En efecto, en aquellos años, Paolini vivió una temporada de densos estudios y auténticos redescubrimientos, él, que aparecía en la Storia pittorica d’Italia del abad Lanzi, que había obtenido el privilegio de una biografía en las Notizie de’ professori del disegno de Baldinucci (es el gran historiador florentino quien lo llamaba “pintor de gran excentricidad y noble invención”, acostumbrado a pintar ’con gran paciencia y estudio’), que había esparcido sus cuadros por toda la ciudad, que aparecía mencionado en todas las guías de eruditos locales ya en el siglo XVIII y que incluso empezaba a aparecer en publicaciones odeportivas. Además, es imposible visitar Lucca sin toparse con una obra de Pietro Paolini. Antes de que Meloni Trkulja hablara de un Paolini revalorizado, Anna Ottani Cavina y Alessandro Marabottini Marabotti habían escrito sobre él, ayudando a enmarcar su carrera, y más tarde, en 1987, Patrizia Giusti Maccari editaría la primera y, hasta ahora, única monografía sobre el pintor de Lucca. Después de esto, poco más que contar: el interés por él quedó confinado al ámbito local. Y nunca antes Pietro Paolini había disfrutado de su propia exposición monográfica. Que llegó a finales de 2021, disfrazada: el comisario, Vittorio Sgarbi, la tituló I pittori della luce. De Caravaggio a Paolini. Un título ciertamente adulatorio, todo concentrado en embaucar al público reservando al gran protagonista de la exposición sólo la octava palabra, la última, de la que se compone, y alardeando del nombre de Caravaggio, presente en verdad sólo en la primera sala, además con una reproducción y con dos obras que nunca han sentado bien a toda la crítica. Las colas a las puertas del Cavallerizza de Lucca son la prueba más icastica y tangible del éxito de la operación. Pero si la intención, muy noble, es dar a conocer a Pietro Paolini al público nacional (pero también a los propios lucchese), también merece la pena uno de esos títulos acariciadores que horrorizan a los puristas.

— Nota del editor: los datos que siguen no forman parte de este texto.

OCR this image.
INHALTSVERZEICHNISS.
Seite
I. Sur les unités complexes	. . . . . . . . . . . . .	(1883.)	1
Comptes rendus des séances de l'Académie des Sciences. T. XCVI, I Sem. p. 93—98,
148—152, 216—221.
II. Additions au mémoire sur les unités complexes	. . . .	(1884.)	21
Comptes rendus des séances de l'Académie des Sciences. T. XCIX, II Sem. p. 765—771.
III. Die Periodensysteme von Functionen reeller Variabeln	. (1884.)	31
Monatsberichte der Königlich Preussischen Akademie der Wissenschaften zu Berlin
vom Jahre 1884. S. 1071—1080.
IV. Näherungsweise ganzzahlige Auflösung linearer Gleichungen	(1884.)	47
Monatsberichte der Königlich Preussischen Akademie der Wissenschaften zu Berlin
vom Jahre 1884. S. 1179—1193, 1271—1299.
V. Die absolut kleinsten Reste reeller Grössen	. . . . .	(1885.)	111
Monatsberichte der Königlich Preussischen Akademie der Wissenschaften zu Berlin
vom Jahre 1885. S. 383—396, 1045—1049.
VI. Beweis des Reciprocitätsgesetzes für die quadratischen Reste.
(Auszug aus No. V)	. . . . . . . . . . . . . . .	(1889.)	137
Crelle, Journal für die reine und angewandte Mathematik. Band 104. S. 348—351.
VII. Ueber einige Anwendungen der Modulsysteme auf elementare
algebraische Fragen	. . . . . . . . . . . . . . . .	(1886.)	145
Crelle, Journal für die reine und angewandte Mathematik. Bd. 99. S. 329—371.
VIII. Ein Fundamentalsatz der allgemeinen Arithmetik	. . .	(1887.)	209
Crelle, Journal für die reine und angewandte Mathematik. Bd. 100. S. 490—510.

¿Cuáles son las razones de la desgracia expositiva de Pietro Paolini? Probablemente una sola razón: el hecho de que el tratamiento que la crítica ha hecho de él nunca haya traspasado las murallas de la ciudad. “El nombre de Pietro Paolini”, escribe Sgarbi, “nunca ha sido evocado, por ejemplo, por Berenson, Longhi y Voss, que no reconocieron la talla que le correspondía, dedicándole atención y consideración”. La monografía de Giusti Maccari, precedida por un ensayo de Elisabetta Giffi publicado en Prospettiva en 1986 (en el que la estudiosa lamentaba el silencio en el que se había sumido de nuevo el artista), abrió efectivamente el camino a otra temporada de estudios sobre Paolini, que culminó con la exposición sobre los inicios del siglo XVII en Lucca en 1994-1995, comisariada por Maria Teresa Filieri, en la que, sin embargo, se tuvo en cuenta todo el fértil ambiente artístico de Lucca en aquella época, y continuó con trabajos recientes de estudiosos como Gianni Papi, la propia Nikita de Vernejoul, Stefania Macioce y Paola Betti. Paolini, sin embargo, no ha sido tan afortunado como un Orazio Gentileschi, un Valentin de Boulogne, un José de Ribera, pero también, más banalmente, un Battistello Caracciolo o un Giovanni Serodine, por citar sólo algunos. Y en las exposiciones dedicadas a los pintores caravaggiescos, Paolini, siempre suponiendo que estuviera presente, ni siquiera conseguía un papel secundario. La exposición de Sgarbi suple por tanto esta carencia, y lo hace con un itinerario impecablemente ordenado, con un desarrollo lineal, acompañando al visitante primero por la Roma marcada por la estrella de Caravaggio, en los años inmediatamente posteriores a su muerte, después por Lucca, donde creció y se consolidó el genio de Paolini, y finalmente por el vivo legado del maestro, dando amplio espacio a los acontecimientos de Girolamo Scaglia y Giovanni Domenico Lombardi, los dos pintores que más se fijaron en Paolini. Y no sólo a ellos.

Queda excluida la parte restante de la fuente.